So tremendous had the force of the sea been when it broke the ship, that it had beaten one great ingot of gold, deep into a strong and heavy piece of her solid iron-work: in which, also, several loose sovereigns that the ingot had swept in before it, had been found, as firmly embedded as though the iron had been liquid when they were forced there.1
—Charles Dickens from The Uncommercial Traveller, 1867
Today we enjoy all manner of weather prediction, from daily temperature forecasts and rain probabilities to warnings of severe storms replete with heavy winds and wave surges. Nonetheless, extreme storms that impact life and property are fairly infrequent, giving us the paradox of prediction: forecasts are mostly boringly mundane, but sometimes crucially important. The luxury of such forecasts is a relatively recent phenomenon.
Late in the afternoon of October 25, 1859, the largest storm of the nineteenth century ripped out of the Irish Sea and up the west coast of Wales, England, and Scotland.

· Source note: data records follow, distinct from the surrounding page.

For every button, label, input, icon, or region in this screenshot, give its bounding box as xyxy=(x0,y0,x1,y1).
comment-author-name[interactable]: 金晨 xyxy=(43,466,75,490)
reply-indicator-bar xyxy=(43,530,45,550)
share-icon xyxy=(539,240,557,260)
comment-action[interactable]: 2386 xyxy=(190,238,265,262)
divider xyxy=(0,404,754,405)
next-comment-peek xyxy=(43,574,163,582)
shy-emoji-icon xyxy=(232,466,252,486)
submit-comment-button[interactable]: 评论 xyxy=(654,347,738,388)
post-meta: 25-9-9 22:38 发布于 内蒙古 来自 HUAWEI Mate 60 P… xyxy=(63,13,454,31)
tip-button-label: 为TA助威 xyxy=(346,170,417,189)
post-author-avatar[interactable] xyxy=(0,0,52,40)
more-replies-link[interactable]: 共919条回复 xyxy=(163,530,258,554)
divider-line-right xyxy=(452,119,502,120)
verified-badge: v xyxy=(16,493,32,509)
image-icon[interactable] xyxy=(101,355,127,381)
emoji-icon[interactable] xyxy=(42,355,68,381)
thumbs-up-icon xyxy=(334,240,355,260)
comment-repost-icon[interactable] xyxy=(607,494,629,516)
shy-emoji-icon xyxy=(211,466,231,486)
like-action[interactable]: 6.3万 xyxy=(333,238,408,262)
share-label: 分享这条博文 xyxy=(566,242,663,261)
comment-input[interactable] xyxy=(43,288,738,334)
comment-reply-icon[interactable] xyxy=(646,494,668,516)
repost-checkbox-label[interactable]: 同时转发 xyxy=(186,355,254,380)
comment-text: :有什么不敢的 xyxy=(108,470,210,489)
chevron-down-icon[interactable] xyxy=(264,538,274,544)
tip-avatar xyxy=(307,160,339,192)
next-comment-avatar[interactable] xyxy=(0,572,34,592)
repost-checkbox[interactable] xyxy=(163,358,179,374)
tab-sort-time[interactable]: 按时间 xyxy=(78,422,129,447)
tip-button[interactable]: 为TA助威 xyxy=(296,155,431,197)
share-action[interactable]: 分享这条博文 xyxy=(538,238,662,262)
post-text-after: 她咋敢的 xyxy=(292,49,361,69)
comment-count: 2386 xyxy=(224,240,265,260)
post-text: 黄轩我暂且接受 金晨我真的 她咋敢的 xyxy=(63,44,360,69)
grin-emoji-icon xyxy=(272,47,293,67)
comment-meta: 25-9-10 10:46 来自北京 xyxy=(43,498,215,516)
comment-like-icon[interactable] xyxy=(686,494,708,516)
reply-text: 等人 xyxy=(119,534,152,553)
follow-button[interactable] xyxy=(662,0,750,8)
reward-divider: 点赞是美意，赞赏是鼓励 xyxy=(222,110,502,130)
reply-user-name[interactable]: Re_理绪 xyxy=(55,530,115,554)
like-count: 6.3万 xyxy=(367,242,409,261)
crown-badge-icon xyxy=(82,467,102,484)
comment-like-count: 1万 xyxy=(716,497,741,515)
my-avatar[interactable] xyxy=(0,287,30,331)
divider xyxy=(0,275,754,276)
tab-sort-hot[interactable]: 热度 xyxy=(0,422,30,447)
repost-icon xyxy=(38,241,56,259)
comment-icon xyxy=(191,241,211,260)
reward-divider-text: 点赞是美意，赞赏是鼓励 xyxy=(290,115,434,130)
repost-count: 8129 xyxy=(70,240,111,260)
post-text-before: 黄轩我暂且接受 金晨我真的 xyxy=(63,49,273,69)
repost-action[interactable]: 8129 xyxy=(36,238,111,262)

A total of 133 ships were sunk and 90 more damaged. Some 450 lives were lost on the Royal Charter, a steam clipper nearing the end of its journey from the goldfields of Australia. The Royal Charter Gale, as the storm came to be called, unleashed its fury just as the newly invented telegraph was enabling swift communications between distant places. As Peter Moore recounts in The Weather Experiment, the need to avert another such catastrophe impelled the development of modern weather forecasting, and the telegraph was the cutting-edge technology that made it possible.
The forecasting of equity fundamentals, such as earnings and dividends, suffers from the same paradox of prediction as the forecasting of weather. Long periods of sameness are punctuated with infrequent bouts of tumultuous change that can abruptly destroy livelihoods and toss accumulated wealth across the sands for others to claim as their own. During times of calm in the market and in the economy, the classic dividend discount model works, and stock prices provide significant information about fundamental dividend growth.2 Yet as we shall demonstrate, nearly one-third of the time, the steady-as-she-goes approach proves imprudent. Just as the information provided by the telegraph improved weather forecasting, macroeconomic data can be helpful in mitigating the risks of price momentum. In particular, we find that macroeconomic information can forecast when the market’s intelligence is not useful.